If you want to know more about how WordPress generates pages, take a look at What Is The WordPress Loop?

The Browser

The browser has the HTML document, but there is more to be done before it can render the page. A web page is made of more than just HTML. HTML controls the structure of the document and its textual content, but its appearance is determined by CSS. Many pages also include JavaScript for interactive or dynamic features.

CSS and JavaScript files are linked to in the <head> section of an HTML page. The browser sees those links, downloads the resources, and uses them to shape the final page. Once this initial data is downloaded, the JavaScript is executed, and it may want to download more resources from third-party servers. Each resource included in an HTML page kicks off a response-request cycle similar to the one we have already described: DNS, TCP connection setup, HTTP request, and so on. You can see why including lots of third-party resources makes for slow page-loads.

Once everything is fetched, the browser has what it needs to render the document and display it to the user.

Small Delays, Large Latencies

As you can see, a lot happens between a click and a rendered web page. Small delays at each stage add up to substantial latencies. The browser can’t do anything until the DNS server sends it the right IP address. If the web hosting server is slow to respond, the browser is left waiting. If WordPress doesn’t have the resources it needs to quickly execute PHP files and query the database, page rendering is delayed. Web pages that fire off a lot of additional requests and include multiple large JavaScript files introduce numerous delays. Geographic distance between the server and browser slows everything down.
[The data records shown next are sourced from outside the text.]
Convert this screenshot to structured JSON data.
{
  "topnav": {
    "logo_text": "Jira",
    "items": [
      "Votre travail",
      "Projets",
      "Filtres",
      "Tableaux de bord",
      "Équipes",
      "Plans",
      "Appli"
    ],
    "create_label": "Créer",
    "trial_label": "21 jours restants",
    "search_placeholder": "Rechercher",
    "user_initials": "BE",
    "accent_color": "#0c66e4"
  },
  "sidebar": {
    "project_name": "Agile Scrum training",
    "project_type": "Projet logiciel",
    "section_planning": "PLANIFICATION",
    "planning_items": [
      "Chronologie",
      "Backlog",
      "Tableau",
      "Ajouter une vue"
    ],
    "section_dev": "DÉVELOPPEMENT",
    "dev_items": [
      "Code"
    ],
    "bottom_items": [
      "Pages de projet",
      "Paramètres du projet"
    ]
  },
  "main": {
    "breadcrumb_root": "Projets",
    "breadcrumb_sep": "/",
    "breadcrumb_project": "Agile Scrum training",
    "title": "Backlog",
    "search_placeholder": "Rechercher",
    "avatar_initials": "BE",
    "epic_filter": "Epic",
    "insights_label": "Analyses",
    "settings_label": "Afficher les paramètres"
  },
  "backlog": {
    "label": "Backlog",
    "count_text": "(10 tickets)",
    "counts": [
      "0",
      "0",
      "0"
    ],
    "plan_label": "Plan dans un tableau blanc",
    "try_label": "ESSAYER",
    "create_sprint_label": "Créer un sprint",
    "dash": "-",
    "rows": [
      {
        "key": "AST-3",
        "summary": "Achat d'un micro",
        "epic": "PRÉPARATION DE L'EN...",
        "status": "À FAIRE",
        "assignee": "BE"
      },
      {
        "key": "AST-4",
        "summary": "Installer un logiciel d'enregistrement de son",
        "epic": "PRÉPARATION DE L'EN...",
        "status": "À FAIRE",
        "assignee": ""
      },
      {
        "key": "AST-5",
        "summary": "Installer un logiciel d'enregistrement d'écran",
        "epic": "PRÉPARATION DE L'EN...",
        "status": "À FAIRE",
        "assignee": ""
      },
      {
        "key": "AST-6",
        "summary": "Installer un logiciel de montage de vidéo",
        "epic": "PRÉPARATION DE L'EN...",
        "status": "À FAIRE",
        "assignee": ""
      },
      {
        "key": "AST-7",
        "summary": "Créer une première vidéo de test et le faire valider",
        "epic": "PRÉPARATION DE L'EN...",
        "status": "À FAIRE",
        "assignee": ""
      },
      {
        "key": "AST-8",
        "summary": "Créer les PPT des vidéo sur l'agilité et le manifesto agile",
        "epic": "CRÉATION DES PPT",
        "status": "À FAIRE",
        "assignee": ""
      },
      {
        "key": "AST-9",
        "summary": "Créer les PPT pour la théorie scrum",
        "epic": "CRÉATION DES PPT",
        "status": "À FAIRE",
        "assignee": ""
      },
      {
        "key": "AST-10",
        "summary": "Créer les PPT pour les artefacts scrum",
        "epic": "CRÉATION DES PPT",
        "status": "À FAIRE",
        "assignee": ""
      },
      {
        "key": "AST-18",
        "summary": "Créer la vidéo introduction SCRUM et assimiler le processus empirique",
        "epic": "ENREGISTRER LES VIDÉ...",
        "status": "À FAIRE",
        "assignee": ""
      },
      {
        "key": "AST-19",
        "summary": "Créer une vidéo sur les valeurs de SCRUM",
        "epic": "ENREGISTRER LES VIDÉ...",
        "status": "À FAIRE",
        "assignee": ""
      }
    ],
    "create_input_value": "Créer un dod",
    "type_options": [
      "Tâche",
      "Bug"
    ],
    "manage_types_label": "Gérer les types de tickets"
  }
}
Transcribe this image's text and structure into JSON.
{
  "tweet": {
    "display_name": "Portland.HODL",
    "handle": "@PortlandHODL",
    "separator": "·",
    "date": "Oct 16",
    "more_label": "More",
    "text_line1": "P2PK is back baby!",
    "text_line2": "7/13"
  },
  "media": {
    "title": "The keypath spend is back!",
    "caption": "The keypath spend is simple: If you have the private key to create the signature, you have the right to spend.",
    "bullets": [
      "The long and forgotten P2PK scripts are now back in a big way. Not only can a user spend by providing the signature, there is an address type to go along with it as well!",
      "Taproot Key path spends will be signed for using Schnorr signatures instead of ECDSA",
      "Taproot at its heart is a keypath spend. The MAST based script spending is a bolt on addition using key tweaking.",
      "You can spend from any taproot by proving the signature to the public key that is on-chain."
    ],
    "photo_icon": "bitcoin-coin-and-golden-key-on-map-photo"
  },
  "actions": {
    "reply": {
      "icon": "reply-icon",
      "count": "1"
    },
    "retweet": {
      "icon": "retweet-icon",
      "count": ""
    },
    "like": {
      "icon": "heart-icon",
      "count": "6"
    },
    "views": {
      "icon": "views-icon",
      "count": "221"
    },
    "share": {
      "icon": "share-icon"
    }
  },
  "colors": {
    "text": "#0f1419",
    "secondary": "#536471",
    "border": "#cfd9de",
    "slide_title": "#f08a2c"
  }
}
Responsibility for optimizing each of these steps is split between the web hosting provider and the site owner. We take care of DNS performance, network optimization, server resources, and more, ensuring that we can deliver data as quickly as possible. But as a site owner, you are responsible for optimizing page sizes and the number of external resources each page loads.

Together, our performance-optimized hosting and a well-optimized front-end experience make for a fast and responsive user experience.